The girl later uses a similar tactic when she begins reading aloud to the inmates of the bomb shelter during aerial raids. The words contained in her books have the power to calm her distressed neighbors. Even the hard-hearted Frau Holtzapfel is willing to end her feud with Rosa if Liesel will come and read to her.
Words also function as a form of physical salvation for two characters. Hans is saved from death during World War I because of his penmanship. The only reason Liesel survives the bombing of Himmel Street is because she’s writing in the basement.
However, it is necessary to remember that words are a double-edged sword. They can harm as well as heal.

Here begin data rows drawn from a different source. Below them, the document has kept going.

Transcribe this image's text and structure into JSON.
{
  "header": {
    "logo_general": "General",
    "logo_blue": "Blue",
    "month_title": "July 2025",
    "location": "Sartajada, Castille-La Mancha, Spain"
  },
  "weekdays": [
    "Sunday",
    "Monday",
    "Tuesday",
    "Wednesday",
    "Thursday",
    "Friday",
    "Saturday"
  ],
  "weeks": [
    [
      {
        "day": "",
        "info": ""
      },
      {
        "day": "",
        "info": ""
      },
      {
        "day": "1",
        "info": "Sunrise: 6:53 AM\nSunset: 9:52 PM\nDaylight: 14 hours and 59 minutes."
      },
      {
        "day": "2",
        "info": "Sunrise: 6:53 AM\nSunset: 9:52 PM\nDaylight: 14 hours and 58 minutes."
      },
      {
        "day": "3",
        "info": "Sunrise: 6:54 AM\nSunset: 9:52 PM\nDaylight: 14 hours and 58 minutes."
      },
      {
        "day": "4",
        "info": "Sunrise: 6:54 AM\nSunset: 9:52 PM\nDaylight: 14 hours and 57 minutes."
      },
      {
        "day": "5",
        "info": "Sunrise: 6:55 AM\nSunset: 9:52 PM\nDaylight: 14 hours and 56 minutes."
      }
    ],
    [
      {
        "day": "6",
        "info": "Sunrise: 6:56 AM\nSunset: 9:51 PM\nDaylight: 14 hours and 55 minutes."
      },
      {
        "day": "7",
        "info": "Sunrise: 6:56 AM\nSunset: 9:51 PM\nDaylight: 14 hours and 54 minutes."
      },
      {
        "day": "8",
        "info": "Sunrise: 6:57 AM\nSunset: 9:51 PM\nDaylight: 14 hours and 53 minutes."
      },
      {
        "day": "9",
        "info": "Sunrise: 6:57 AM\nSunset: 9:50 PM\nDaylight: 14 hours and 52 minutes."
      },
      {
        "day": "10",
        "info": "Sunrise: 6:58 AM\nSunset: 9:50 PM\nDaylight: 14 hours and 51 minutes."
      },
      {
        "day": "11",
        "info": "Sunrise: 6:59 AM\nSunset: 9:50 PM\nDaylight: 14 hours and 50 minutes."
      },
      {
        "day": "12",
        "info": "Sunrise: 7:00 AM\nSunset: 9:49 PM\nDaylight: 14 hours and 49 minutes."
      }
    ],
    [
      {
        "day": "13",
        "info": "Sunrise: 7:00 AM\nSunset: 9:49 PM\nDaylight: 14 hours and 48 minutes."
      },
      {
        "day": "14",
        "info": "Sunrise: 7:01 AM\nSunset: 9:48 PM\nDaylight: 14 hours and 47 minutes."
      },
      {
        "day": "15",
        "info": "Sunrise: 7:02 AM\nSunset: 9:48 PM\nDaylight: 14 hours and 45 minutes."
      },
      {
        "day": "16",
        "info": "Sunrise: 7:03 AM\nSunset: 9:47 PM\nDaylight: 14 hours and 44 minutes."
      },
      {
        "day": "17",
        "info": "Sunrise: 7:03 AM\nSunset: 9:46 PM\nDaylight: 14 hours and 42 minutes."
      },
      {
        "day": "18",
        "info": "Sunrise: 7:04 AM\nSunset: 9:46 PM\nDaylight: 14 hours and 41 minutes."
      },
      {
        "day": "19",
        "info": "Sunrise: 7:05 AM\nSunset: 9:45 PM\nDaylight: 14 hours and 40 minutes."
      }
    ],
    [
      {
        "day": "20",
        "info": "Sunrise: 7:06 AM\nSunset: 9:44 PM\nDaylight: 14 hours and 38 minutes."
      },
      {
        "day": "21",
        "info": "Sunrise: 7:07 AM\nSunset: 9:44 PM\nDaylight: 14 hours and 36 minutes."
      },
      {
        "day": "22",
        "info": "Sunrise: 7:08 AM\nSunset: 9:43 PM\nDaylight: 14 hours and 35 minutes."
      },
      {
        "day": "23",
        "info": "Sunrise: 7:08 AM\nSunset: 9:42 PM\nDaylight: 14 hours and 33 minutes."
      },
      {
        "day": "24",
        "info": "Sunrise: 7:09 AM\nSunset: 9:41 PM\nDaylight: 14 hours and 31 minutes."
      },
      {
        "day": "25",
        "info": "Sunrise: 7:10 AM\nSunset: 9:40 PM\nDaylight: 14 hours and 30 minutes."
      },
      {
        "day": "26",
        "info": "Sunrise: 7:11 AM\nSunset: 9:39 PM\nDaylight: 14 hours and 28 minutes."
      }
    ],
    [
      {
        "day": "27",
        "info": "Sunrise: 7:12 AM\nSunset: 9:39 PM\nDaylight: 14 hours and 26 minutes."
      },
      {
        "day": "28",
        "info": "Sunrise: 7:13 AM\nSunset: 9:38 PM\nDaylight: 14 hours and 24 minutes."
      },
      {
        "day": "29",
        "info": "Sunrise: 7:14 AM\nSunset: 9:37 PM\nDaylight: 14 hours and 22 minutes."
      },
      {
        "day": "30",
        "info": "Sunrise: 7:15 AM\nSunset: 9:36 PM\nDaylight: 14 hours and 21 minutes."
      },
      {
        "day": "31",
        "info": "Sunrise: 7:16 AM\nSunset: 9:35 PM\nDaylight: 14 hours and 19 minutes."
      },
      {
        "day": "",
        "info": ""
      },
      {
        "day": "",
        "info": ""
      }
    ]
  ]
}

In The Word Shaker, Max describes Hitler as a man who understands the power of words to motivate a nation toward hate. The dictator intends to rise to greatness using nothing more than the mesmerizing power of well-chosen words and symbols. He can only be defeated by the words of love and hope expressed between Liesel and Max.
When Death himself becomes demoralized by the magnitude of carnage he’s forced to handle, he seizes on Liesel’s copy of The Book Thief, hoping to find some words of consolation to counteract the depravity of Hitler’s regime. Her words give him a glimmer of hope that the world contains more than suffering and hate.
Zusak expresses the third theme of the book principally from Death’s viewpoint. Most of the human characters lack the breadth of experience that he possesses to grasp the existential dilemma. Death spends his entire existence witnessing spent lives and transporting souls. He sees the worst moments of human behavior as well as the worst atrocities of which humans are capable. This is particularly true during the mass destruction of World War II. It would be easy for him to succumb to despair in the face of so much brutality.
At the same time, Death is perplexed by the generosity and love that humans demonstrate towards one another. This paradox is best demonstrated by the contradictory behavior of the book’s major characters. Liesel is a girl who can’t read yet is attracted to books. Rudy is a starving thief who ends up giving bread to condemned prisoners. He even gives a comforting teddy bear to a doomed enemy pilot. Rosa is a shrew who beats her foster daughter and verbally abuses her husband, yet she shelters a Jew in her basement without complaint. Frau Holtzapfel ends a bitter feud with Rosa for the sake of a good story. The mayor’s wife welcomes a dirty street urchin into her pristine library and eventually into her home and life.
Most of the human characters are unaware of the paradoxes they demonstrate, but Liesel becomes conscious of the contrast late in the book. She bitterly rips apart a book in the library when she feels that the inspiring messages that books contain are nothing but lies. Ironically, it is the woman who has completely given up, Frau Hermann, who brings Liesel a notebook and exhorts her to believe in the best rather than the worst that words can do.
Death is disturbed that these contradictory qualities in humans can never be reconciled. The human paradox must remain as it is. He ultimately sums up his bafflement in the last lines of the book when he says, “I am haunted by humans” (173).